İşte böylesi ortamda beni çarpan kadın yazarların başında Sevgi Soysal, Füruzan ve biraz da Adalet Ağaoğlu vardı. Sevgi Soysal’ı biliyorum ama diğer ikisinin Ankara’da yaşayıp yaşamadığını bilemiyorum ama kitapları o dönemin yine en ünlü yayınevlerinden biri olan Ahmet Tevfik Küflü’nün Ankara merkezli Bilgi Yayınevi’nde yayınlandığı için olsa gerek onları Ankaralı sayıyorduk.
Füruzan kimdir?
Füruzan ya da asıl adıyla Feruze Çerçi, 29 Ekim 1932’de İstanbul’da doğdu. Babasını küçük yaşta kaybetti. Yalova ve İstanbul’un değişik okullarında ilköğretimini tamamladı. Ailesinin kısıtlı ekonomik imkanları nedeniyle ortaokula gidemedi. 1950’li yıllarda tiyatrocu olmaya karar verdi. Bir süre Küçük Sahne’de bulundu. Uzun bir süre resim ile ilgili çalışmalar yaptıktan sonra tamamen edebiyatla ilgilenmeye karar vererek çalışmalarını bu alana yöneltti.

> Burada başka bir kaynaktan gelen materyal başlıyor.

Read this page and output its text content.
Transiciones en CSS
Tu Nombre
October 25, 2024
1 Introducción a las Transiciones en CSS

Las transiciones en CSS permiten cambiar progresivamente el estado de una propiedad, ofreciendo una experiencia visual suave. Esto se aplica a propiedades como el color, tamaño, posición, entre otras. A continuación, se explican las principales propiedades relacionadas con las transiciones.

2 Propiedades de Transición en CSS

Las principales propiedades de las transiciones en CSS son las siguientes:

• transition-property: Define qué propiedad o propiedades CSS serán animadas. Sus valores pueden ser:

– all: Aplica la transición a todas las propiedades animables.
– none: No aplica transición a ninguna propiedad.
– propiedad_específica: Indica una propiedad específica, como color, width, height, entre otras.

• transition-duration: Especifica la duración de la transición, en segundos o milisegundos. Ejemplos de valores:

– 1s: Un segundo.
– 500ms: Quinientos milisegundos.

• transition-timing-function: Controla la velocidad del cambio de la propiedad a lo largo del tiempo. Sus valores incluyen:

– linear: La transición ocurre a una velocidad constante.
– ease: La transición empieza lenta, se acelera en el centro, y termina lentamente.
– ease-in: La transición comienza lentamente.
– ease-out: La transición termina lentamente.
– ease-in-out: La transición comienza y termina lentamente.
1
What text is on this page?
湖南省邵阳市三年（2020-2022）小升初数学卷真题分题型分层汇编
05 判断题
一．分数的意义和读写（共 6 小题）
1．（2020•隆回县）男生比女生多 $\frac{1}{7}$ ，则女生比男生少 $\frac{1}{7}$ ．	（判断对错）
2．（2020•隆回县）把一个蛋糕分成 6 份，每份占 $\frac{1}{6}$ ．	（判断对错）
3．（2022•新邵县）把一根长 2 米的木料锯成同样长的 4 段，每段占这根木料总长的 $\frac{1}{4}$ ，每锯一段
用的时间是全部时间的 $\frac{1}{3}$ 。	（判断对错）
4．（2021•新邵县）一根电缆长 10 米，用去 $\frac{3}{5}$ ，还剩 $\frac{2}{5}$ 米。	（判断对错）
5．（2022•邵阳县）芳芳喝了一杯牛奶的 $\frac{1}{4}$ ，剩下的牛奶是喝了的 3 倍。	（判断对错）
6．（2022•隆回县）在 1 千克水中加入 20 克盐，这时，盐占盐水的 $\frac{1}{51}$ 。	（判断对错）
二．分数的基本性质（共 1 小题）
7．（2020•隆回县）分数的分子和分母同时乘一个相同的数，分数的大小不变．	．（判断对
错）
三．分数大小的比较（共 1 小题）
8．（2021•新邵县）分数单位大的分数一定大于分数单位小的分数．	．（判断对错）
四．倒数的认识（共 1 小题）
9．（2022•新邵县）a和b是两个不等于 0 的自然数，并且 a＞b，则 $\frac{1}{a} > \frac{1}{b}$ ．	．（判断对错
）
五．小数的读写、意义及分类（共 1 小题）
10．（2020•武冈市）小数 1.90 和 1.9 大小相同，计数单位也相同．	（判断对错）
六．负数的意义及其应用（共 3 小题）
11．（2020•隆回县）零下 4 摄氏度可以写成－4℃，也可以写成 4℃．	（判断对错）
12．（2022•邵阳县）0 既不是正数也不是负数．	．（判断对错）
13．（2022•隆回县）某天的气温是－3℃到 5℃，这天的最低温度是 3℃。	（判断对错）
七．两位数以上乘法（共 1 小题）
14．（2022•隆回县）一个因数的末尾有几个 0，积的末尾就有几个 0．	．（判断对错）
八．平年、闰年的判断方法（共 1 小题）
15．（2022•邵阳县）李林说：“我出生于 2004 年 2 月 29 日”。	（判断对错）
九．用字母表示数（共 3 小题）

Kendisinin gençlik hevesi olarak tanımladığı ilk öyküleri kimi dergi ve gazetelerde yayınlandı. 1958 yılında evlendiği Turhan Selçuk’tan bir süre sonra boşandı. 1960 sonrasında yayınlanan tüm eserlerinde (Turhan Selçuk’un şöhretinden yararlanmak istemediği için) sadece Füruzan adını kullandı.
İlk kitabı Parasız Yatılı ile 1972 Sait Faik Hikâye Armağanı’nı kazanınca ünlendi. Bu ödülü kazanan ilk kadın yazar unvanını aldı. Parasız Yatılı’yı Kuşatma (1971) ve Benim Sinemalarım (1973) adlı öykü kitapları izledi. Öykülerinde düşmüş kadınların, çöküş sürecindeki burjuva ailelerin, yeni yaşama koşullarından bunalan, yurt özlemi çeken göçmenlerin, yoksulluk içinde yaşama savaşı veren, tek silahları sevgi olan yalnız kalmış kadınların, çocukların dramlarına sevecen bir bakışla eğildi. Benim Sinemalarım kitabının ardından öyküye dokuz yıl ara verdi.
Efsane romanı: 47’liler
1974’te ilk romanı Kırkyedililer ‘i yayımladı. Türkiye tarihine 68’liler olarak geçmiş, devrim ve isyancı bir kuşak olan 1947 doğumluların hikâyesini anlatan eser, geniş bir kitle tarafından sevildi. 1975’te Türk Dil Kurumu Roman Ödülü’nü aldı. Daha sonra gittiği Almanya’da Türk işçilerle yaptığı röportajlarını bir Yeni Konuklar adlı kitabında topladı.
Ah Güzel İstanbul öyküsünden uyarlanan aynı isimdeki filmde 1981’de Ömer Kavur ile birlikte senaryo çalışması yaptı. Film, hiçbir filmin birinciliğe değer görülmediği Antalya Film Festivali’nde ikincilik ödülü aldı. 1982’de yayımladığı Gecenin Öteki Yüzü kitabında yer alan ve kitapla aynı adı taşıyan öykü, 1986’da TRT tarafından dizi olarak çekildi.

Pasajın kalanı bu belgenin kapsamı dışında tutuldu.